Holly branches on mantels and over doors and windows, said the housekeeper. And a big candle, usually red, in one window to light the Christ Child’s way. We’ll have one in every window, Scarlett declared, but Mrs. Fitz was firm. One window. Scarlett could have all the candles she wanted on tables—or the floor, if it made her happy—but only one window should have a candle. And that one could only be lighted on Christmas Eve when the Angelus rang.

The housekeeper smiled. “The tradition is that the youngest child in the house lights a rush from the coals on the hearth as soon as the Angelus is heard, then lights the candle with the flame from the rush. You might have to help her a bit.”


Scarlett and Cat spent Christmas at Daniel’s house. There was nearly enough admiration for Cat to satisfy even Scarlett. And enough people coming through the open door to keep her mind off the Christmases at Tara in the old days when the family and house servants went out onto the wide porch after breakfast in response to the cry, “Christmas Gift.” When Gerald O’Hara gave a drink of whiskey and a plug of tobacco to every field hand as he handed him his new coat and new boots. When Ellen O’Hara said a brief prayer for each woman and child as she gave them lengths of calico and flannel together with oranges and stick candy. Sometimes Scarlett missed the warm slurrings of black voices and the flashing smiles on black faces almost more than she could bear.


“I need to go home, Colum,” Scarlett said.

“And aren’t you home now, on the land of your people that you made O’Hara land again?”

“Oh, Colum, don’t be Irish at me! You know what I mean. I’m homesick for Southern voices and Southern sunshine and Southern food. I want some corn bread and fried chicken and grits. Nobody in Ireland even knows what corn is. That’s just a word for any kind of grain to them.”

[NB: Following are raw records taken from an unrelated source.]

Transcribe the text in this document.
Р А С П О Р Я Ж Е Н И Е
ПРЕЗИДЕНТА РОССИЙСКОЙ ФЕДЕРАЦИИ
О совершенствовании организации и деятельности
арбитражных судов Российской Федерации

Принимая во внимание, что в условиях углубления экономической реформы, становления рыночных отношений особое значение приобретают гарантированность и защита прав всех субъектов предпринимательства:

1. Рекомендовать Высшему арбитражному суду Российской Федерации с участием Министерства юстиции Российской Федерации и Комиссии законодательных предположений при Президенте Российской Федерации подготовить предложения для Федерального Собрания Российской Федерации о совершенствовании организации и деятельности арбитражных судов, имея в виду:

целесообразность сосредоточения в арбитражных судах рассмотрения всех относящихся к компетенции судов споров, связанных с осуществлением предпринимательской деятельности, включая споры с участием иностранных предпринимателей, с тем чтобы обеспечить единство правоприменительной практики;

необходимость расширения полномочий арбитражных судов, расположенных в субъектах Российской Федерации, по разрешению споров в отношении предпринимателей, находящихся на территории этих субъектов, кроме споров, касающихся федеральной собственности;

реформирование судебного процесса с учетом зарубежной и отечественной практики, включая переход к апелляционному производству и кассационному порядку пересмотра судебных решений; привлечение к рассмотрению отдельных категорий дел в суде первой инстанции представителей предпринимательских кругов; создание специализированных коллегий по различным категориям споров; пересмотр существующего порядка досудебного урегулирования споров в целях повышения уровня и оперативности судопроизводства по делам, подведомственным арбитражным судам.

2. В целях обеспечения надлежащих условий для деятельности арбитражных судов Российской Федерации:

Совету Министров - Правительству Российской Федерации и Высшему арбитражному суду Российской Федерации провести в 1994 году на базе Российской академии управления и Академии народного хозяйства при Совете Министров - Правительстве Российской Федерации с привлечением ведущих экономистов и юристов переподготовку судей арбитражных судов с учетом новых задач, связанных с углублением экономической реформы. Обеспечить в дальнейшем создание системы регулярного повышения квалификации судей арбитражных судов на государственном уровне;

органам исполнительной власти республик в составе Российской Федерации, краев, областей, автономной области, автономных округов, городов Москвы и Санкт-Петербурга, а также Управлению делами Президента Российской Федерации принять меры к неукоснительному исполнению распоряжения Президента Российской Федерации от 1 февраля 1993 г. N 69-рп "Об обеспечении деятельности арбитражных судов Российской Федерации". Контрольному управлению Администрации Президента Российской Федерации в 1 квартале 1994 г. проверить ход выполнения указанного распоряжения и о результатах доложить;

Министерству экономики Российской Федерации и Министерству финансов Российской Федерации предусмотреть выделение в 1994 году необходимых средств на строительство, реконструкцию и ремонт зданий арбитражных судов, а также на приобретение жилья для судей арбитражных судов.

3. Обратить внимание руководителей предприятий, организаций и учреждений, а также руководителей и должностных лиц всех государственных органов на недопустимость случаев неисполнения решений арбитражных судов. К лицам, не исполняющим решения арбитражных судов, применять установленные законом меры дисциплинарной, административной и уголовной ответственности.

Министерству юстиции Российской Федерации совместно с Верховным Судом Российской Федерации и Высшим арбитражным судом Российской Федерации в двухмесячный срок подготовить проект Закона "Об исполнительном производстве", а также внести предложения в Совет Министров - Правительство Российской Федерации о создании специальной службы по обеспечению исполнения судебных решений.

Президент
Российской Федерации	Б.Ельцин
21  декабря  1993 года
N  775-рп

“I do know, Scarlett, and I’m sorry for the heartache you’re feeling. Why not go for a visit when good sailing weather comes? You can leave Cat here. Mrs. Fitzpatrick and I will take care of her.”

“Never! I’ll never leave Cat.”

There was nothing to be said. But from time to time the thought popped up in Scarlett’s head: it’s only two weeks and a day to cross the ocean, and sometimes the dolphins play alongside for hours on end.